The ACLU and other legal challengers won’t be silent. Nor will the millions of Americans who would oppose the scheme. The Nazis were able to remove the Jews from France because of their military control and terror tactics. The American scene is drastically different with far more opportunity for opposition through litigation and direct action.

Many cities have passed laws restricting cooperation with ICE. Chicago, Denver, Los Angeles, and Philadelphia have refused to cooperate. Most of the 11 million undocumented are long-term residents in the U.S. with established roots. More than a million Americans are married to an undocumented person and many of the undocumented have children who are U.S. citizens. They are spread out all over the country.

Trump talks about using the National Guard for his deportation operation but legal questions abound. The Posse Comitatus Act doesn’t allow the use of the military to enforce laws within the U.S. except in “cases and under circumstances expressly authorized by the Constitution or Act of Congress.” Trump would need to get Congress on board with any plan.

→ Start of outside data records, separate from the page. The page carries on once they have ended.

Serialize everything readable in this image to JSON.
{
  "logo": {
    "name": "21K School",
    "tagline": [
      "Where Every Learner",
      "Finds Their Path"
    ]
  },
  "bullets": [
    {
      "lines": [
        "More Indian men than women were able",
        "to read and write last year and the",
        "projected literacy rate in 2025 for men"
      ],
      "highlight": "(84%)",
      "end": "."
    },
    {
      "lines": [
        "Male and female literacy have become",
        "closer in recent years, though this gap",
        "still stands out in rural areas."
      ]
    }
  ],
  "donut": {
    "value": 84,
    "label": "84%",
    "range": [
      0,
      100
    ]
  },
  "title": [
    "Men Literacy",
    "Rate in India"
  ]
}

Stephen Miller has talked about building large-scale staging areas near the Southern border but building such detention camps would be a recipe for disaster. Imagine the scenario. Adam Isacson from the Washington Office on Latin America, nails it: “Every community in the U.S. would see people they know and love put on buses. You’d have some very painful images on TV of crying children and families. All of that is incredibly bad press. It’s family separation on steroids.”

The Trump plan fails to consider how integral undocumented immigrants are to our economy. Realization of mass deportations would lead to a dire shortage of low wage workers. Certain industries like fruit and vegetable harvesting, cleaning and housekeeping, child and elder care and construction would be especially hard hit. These are not jobs that American workers have been clamoring to do.

The undocumented pay billions in taxes, including Social Security taxes, even though they are not eligible for benefits. Contrary to the Trump fantasy, mass deportation is likely to harm the economy. America would need food imports because we would lack the labor force to produce and pick all the food we need.

Trump often cites the racist Operation Wetback from the 1954 Eisenhower era as a model of how government can do a mass deportation. An estimated 1.3 million Mexicans, mostly single men, were put on buses, planes and boats and were deported. Trump doesn’t mention that many U.S. citizens were wrongly racially profiled and deported. Nor does he explain that the operation was a racial terror campaign designed to prompt people to self-deport.

Advocating mass deportation is a shameful publicity stunt based in racism and xenophobia. It is a scapegoating exercise meant to appeal to the worst in people. It is about finding a group to hate on. History shows how mass deportations invariably go wrong.